Whatever the situation, Americans are not running away from the fact that they infested themselves with the Trump disease. But they are not planning to be stuck to it helplessly. That is why they have embarked on a review. They are taking a serious interest in the role Russia allegedly played in the emergence of Trump as US president. They are asking all the necessary questions with a view to knowing where the rain began to beat them. Those who appreciate the serious-mindedness of American people believe that nothing will be swept under the carpet.

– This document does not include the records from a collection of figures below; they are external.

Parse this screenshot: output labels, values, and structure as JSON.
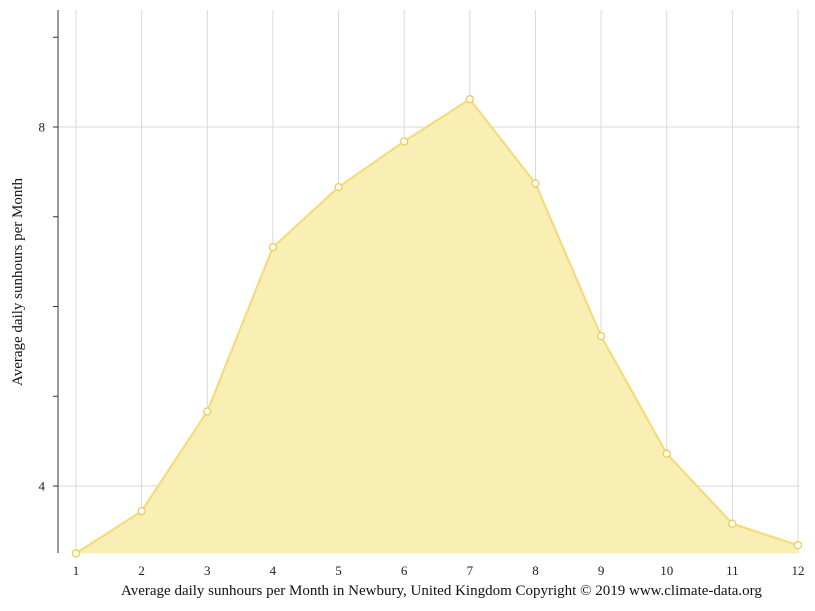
{
  "chart_data": {
    "type": "area",
    "title": "",
    "xlabel": "",
    "ylabel": "Average daily sunhours per Month",
    "x": [
      1,
      2,
      3,
      4,
      5,
      6,
      7,
      8,
      9,
      10,
      11,
      12
    ],
    "series": [
      {
        "values": [
          3.25,
          3.72,
          4.83,
          6.66,
          7.33,
          7.84,
          8.31,
          7.37,
          5.67,
          4.36,
          3.58,
          3.34
        ]
      }
    ],
    "xticks": [
      "1",
      "2",
      "3",
      "4",
      "5",
      "6",
      "7",
      "8",
      "9",
      "10",
      "11",
      "12"
    ],
    "yticks": [
      "4",
      "8"
    ],
    "ylim": [
      3.25,
      9.3
    ],
    "grid": true,
    "legend": "none",
    "colors": {
      "fill": "#f9eeb0",
      "line": "#f5dc7a",
      "marker_stroke": "#eccc55",
      "grid": "#d9d9d9",
      "axis": "#333333"
    }
  },
  "caption": "Average daily sunhours per Month in Newbury, United Kingdom Copyright © 2019 www.climate-data.org"
}
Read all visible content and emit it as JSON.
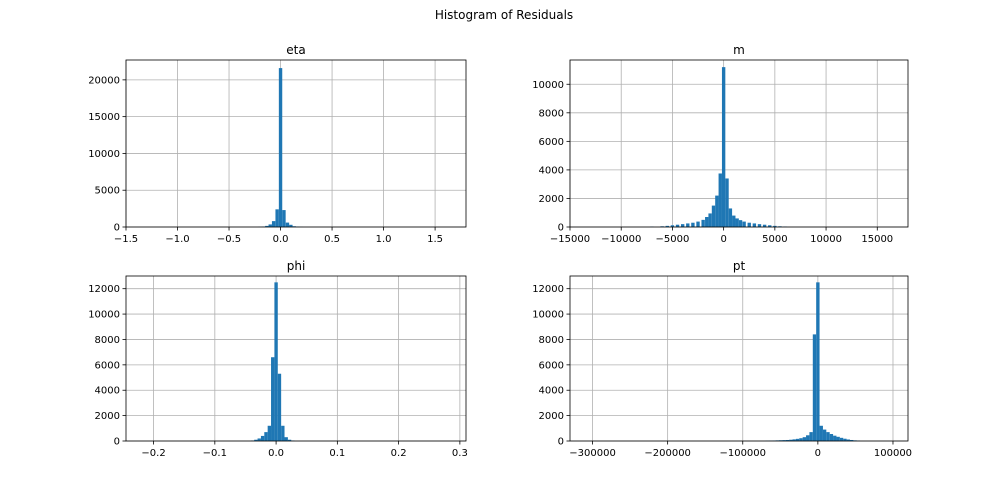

In the face of all this, many an American believe that president Trump’s rhetoric is escalating tensions. They wonder why Trump is indulging in Afghanistanism when there are domestic issues to deal with. They argue that the president has not yet come clean on the allegations of Russia’s involvement in his election. They also point to the fact that he has refused to file his tax returns as required by law. With these sticky issues trailing Trump, Americans are questioning his doctrine of “America First.” No doubt, America as the world’s watch dog wants to be seen to be at the commanding height of world affairs. But that, they say, is not what Trump is doing. Their president, they suspect, is merely diverting attention to foreign issues in order to cover up for his inadequacies at home. They are rejecting this in its entirety and are insisting that Trump must look homewards if he wants to survive the storm. By the time all of this comes to a head, the world will know whether the Trump doctrine is working or not.